5 thoughts on “Murphy’s Law: How Talk Radio Took Over Wisconsin”

  1. Jake formerly of the LP says:

    Good overview, Bruce. The last piece of the puzzle has to do with the corporate radio bosses who thought that saturating this RW poison over the airwaves was a good business model. And in whether the hosts were pushing the politicians, or if the politicians and their donor puppetmasters were telling the hosts what to say.

    Either way, RW hate radio (and the rubes that bought their BS) has a lot to do with the anger and resentment that has hurt what used to be a great state with a high quality of life.

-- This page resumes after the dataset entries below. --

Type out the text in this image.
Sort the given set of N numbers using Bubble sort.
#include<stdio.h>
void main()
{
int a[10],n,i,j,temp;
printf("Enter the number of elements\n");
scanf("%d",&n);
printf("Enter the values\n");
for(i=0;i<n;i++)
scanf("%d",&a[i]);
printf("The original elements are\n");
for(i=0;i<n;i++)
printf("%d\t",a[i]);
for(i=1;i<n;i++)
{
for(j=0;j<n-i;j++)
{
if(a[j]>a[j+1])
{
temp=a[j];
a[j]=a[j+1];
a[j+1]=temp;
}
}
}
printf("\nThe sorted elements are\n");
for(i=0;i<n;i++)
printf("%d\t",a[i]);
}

  2. rubiomon@gmail.com says:

    The end of the “fairness doctrine” was a disaster for public discourse. We’re left with Sinclair and other near monopolies commanding the for-profit airwaves and an increasingly corporate “public radio”. Long live community radio!

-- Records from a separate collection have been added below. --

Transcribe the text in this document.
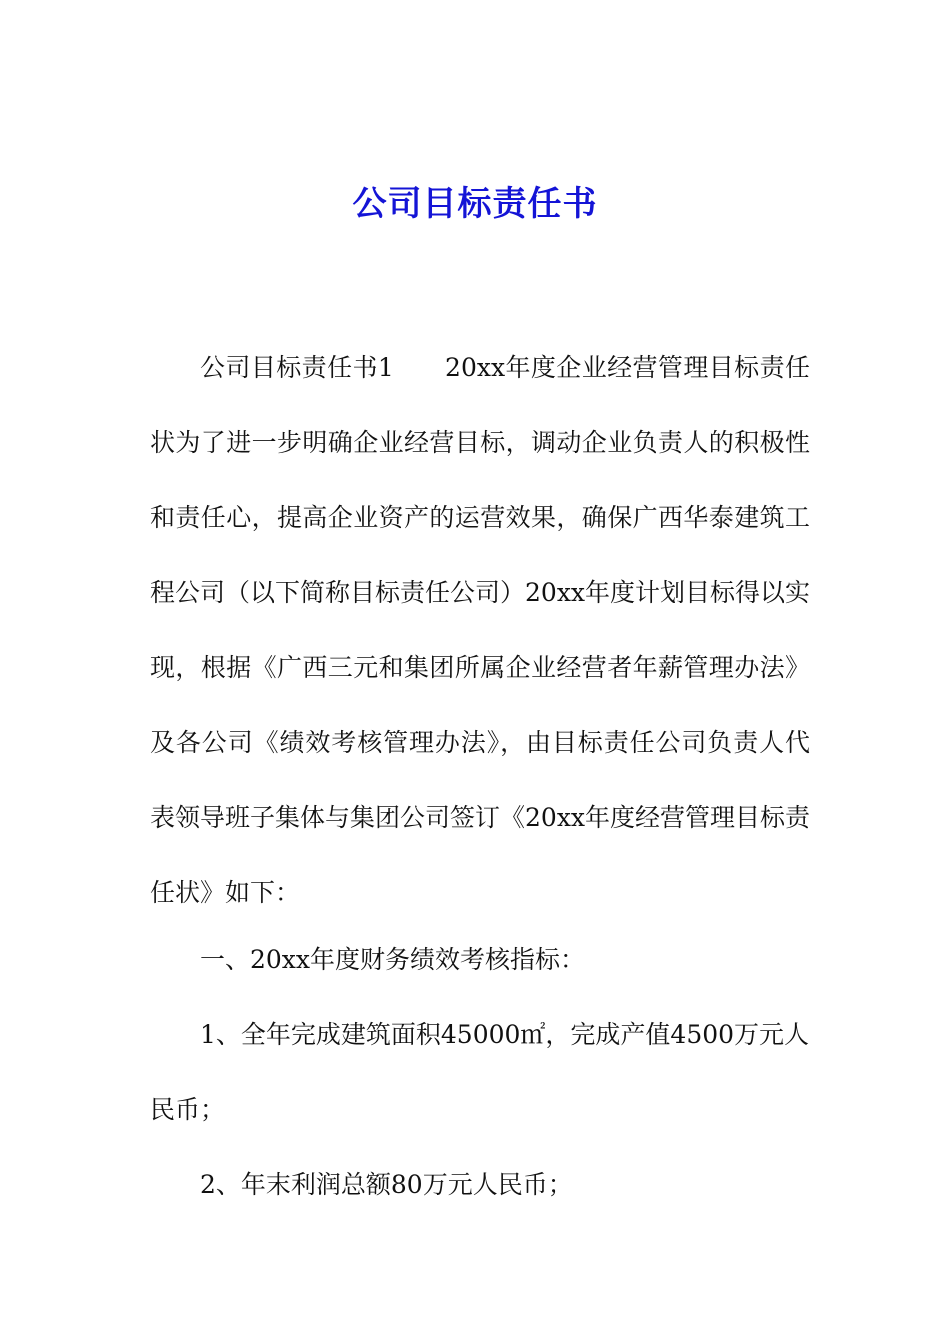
公司目标责任书

公司目标责任书1　　20xx年度企业经营管理目标责任状为了进一步明确企业经营目标，调动企业负责人的积极性和责任心，提高企业资产的运营效果，确保广西华泰建筑工程公司（以下简称目标责任公司）20xx年度计划目标得以实现，根据《广西三元和集团所属企业经营者年薪管理办法》及各公司《绩效考核管理办法》，由目标责任公司负责人代表领导班子集体与集团公司签订《20xx年度经营管理目标责任状》如下：

一、20xx年度财务绩效考核指标：

1、全年完成建筑面积45000㎡，完成产值4500万元人民币；

2、年末利润总额80万元人民币；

  3. terrylwitkowski@gmail.com says:

    Good report. Did the death of the Fairness Doctrine usher in propaganda radio? There still people who believe all news or talk shows present balanced reporting. In advertising, I once read a person must hear a message 14 times to get the message. Certainly the constant drum beat on talk radio shows gets a person to hear the message, truthful or not.
    Are there any legislators today willing to step forward to reinstate the fairness doctrine to restore faith in government and to stop the division tearing the country apart?

  4. David Spella says:

    High listenership ratings spawns advertising revenue which all these outlets enjoy.
    A responsible reaction is to boycott the advertisers.

  5. Duane says:

    Yes, little can match the severe head trauma caused to listeners by prolonged exposure to right wing hate radio. (Just looking into that photo of Belling’s dead eyes causes me some emotional distress). But lets not forget the everyday head trauma we are all exposed to thru non locally owned corporate media and their never ending coverage of the “news”. We have the Telecommunucations Act of 1996 to thank for that.